Nous regrettons que le TF, dans une intention compatissante, se laisse ainsi couler dans des propos discriminatoires à l’égard des personnes souffrant de troubles psychiques. Nous estimons qu’il s’agit là d’une attitude irrespectueuse de la convention relative aux droits des personnes handicapées (RS 0.109 ci-après CDPH). Celui-ci prohibe toute distinction fondée sur le handicap, ayant pour effet de compromettre l’exercice des libertés fondamentales sur la base de l’égalité avec les autres.

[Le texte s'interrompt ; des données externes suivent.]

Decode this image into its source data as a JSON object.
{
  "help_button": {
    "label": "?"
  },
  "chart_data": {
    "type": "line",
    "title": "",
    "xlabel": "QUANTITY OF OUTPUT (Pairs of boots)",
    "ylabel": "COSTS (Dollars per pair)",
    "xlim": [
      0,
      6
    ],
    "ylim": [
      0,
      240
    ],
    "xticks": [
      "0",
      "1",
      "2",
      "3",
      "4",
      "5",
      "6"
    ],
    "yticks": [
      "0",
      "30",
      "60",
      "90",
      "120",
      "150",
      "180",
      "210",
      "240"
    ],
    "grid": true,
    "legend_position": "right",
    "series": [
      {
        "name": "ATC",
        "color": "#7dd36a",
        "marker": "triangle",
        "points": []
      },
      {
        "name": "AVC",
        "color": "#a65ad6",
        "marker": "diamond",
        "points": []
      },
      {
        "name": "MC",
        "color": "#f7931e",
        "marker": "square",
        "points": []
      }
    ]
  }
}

Si la plus haute instance judiciaire suisse estimait que c’est une faute grave pour un·infirmier·e que d’entamer une relation amoureuse avec une·e patient·e dont il·elle a été le·la référent·e un mois auparavant, il pouvait en faire une règle générale sans référence à la nature psychique de la maladie ayant nécessité l’hospitalisation. Le véritable enjeu de la réflexion était de savoir si, en notre temps de contrôle sévère des comportements intimes, l’attitude de l’infirmier avait transgressé une norme générale de comportement prohibant toute relation intime entre un·e professionnel·le de la santé et n’importe quel·le patient·e, rencontré un mois plus tard, par hasard sur un réseau social. Dès lors, l’argumentation du Tribunal fédéral, en ce qu’elle distingue les malades psychiques comme une population singulière dont la fréquentation peut porter à conséquence, n’est pas acceptable au regard des principes d’égalité de la CDPH.
Puisque notre époque estime que la souffrance psychique peut être déclinée en de multiples maladies, elle devait avoir la droiture de la traiter à égalité avec les autres souffrances diagnosticables. Notre tristesse est d’autant plus profonde que le législateur suisse réserve le traitement sous contrainte aux seules maladies psychiques, en violation de la CDPH, et que le Conseil fédéral refuse de s’atteler à cette discrimination (voir le postulat 20.3657, Pour un respect intégral des droits des personnes handicapées, de Laurence Fehlmann Rielle).